"Neden Ben"

220 40 401
                                    

Bir hafta geçmişti aradan; Ekim, artık Eylül’ü kovalayıp yer edinmek için hevesleniyordu, sıcaklar da bunaltıcı özelliğini yitirmiş, az buçuk ısınsa da hava, giderek serin bir hüviyete bürünüyordu.

Beykoz’un sırtarındaki kırsal bir alana gelmişti Kenan; giderek çoraklaşan topraklar, sonbaharı karşılamak için gün sayarken güneş, öğlen vaktinin hararetini barındırıyordu ve Kenan, içinde bulunduğu hüzün libasına yaraşır bir biçimde somurtmuş, karşıdan kendisine doğru gelmekte olan siyah renkli arabaya bakıyordu. Aracın durmasıyla Kenan, sırtını yasladığı giderek yapraklarını dökmeye çalışan iri kıyım ağaçtan ayırdı. Musa’nın araçtan inmesi, onun gözlerinin dolmasına neden oldu. Musa da hüzünlüydü, yutkunup aracın kapısını kapattı ve Kenan’a doğru yürüdü. Karşılıklı durduklarında Kenan:

“Ne denir reis?” diye sorunca Musa, derin bir nefes alıp:

“Vatan sağ olsun denir evlat!” dese de Kenan, pek de tatmin olmadığını:

“Peki, bu şekilde vatan sağ olur mu reis?” diye sorarak gösterdi.

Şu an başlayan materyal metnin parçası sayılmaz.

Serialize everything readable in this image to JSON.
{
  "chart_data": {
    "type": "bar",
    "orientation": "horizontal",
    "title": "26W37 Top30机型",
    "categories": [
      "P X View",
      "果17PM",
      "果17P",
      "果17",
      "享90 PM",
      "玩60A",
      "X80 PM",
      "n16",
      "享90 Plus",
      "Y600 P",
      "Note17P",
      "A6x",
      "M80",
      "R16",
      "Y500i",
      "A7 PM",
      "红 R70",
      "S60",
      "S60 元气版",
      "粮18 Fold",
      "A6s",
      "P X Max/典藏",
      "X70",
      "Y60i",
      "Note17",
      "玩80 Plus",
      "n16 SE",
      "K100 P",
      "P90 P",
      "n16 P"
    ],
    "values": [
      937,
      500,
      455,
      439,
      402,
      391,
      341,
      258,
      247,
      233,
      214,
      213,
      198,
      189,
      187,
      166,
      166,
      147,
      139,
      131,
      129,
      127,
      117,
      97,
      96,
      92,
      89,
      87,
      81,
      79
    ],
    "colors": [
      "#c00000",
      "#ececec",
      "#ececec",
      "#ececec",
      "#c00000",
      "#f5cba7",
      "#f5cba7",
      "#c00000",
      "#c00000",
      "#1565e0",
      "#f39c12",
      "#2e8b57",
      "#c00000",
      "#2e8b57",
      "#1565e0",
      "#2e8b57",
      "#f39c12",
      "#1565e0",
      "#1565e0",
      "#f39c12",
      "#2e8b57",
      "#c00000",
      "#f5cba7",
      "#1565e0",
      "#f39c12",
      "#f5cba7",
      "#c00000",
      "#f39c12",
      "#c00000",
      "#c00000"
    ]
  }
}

“Olur evlat, bal gibi olur!”

“Olmaz reis, olmaz! Cihat, bir hiç uğruna öldü! Köklerini kazımak varken bu itlerin, neden aralarına girmeye çalışıyoruz, halen anlamış değilim!”

“Sana, asıl gerçekleri anlatmanın tam da zamanı!”

Kenan, gözlerini kıstı.

“Neymiş o gerçekler reis?”

Musa, derin bir iç çekti ve gözlerini Kenan’a dikti. Kenan, Musa’nın neler anlatacağını merak etmeye başladı; belli ki onun da canı sıkılmıştı Cihat konusunda, pek de belli etmese de, o da üzülmüştü. Ama Kenan, asıl gerçeklerin ne olduğunu, kendi içinde sorgulamaya başladı. Musa, gözlerini ileriye dikmiş ve kendi içinde muhasebeye tutuşmuştu; Kenan’ın delirince neler yaptığını, aklını kaybedince ne işler çevirdiğini biliyordu, nitekim onun elinde büyümüş gibiydi ve bir nevi babası sayılırdı. Bu sessiz ortam, bir an da olsa esip gürleyen yelin dallarda yarattığı uğultuyla delindi. Musa, konuşma gereği duydu.

“Kendisine Pars denilen Hamdi Çeliker, KURUL adında bir suç örgütü kurmuş ve başına geçmiş! Her dalda hakim olan bu örgüt, aslında maşa görevi görüyor.”

“Nasıl? Kimlerin maşası peki?”

“Yalnız İstanbul değil, Türkiye’nin her yerine sızmış durumdalar! Büyükşehirlerde söz sahibi, mekan ve iş sahibi bu örgüt, aslında kime hizmet ettikleri belli değil! Dış mihrakların mı ya da iç mihrakların mı bu örgüte sırt dayadığı, şu anlık aşikar değil! Bizim amacımız…”

Kenan, araya girdi.

“Beni aralarına sokup bu gizemi çözmek…”

Musa, başını salladı.

“Aynen evlat!”

Kenan, tekrar sırtını ağaca yasladı.

“Desene yolum uzun, çetrefilli ve bilinmez…”

“Bak evlat! Neden seni seçtiğimi, hiç düşündün mü?”

Kenan’ın aklına dank etti; bu soru, birden gelip beyin çeperinin baş köşesine kuruldu, aklına tekmeler salladı ve Kenan, adeta bu soruyla dolup taştı.

“Sahi reis, neden ben?”

“Ben bu planı kaleme alırken, aklımın başköşesine seni yerleştirdim! Senin kabiliyetin, gücün ve yeteneğin, bu işe hakim! Donanımlı, yetenekli ve akıllı birisin! Elbet yaşadıkların, seni çökertmiş olabilir! Ama yaralı aslan, sağlam bir aslandan daha tehlikeli ve cüretkârdır! Seni seçtim; çünkü sen yaralı bir aslansın, cüretin her şeye kadir, iraden her şeyin üstünden gelir.”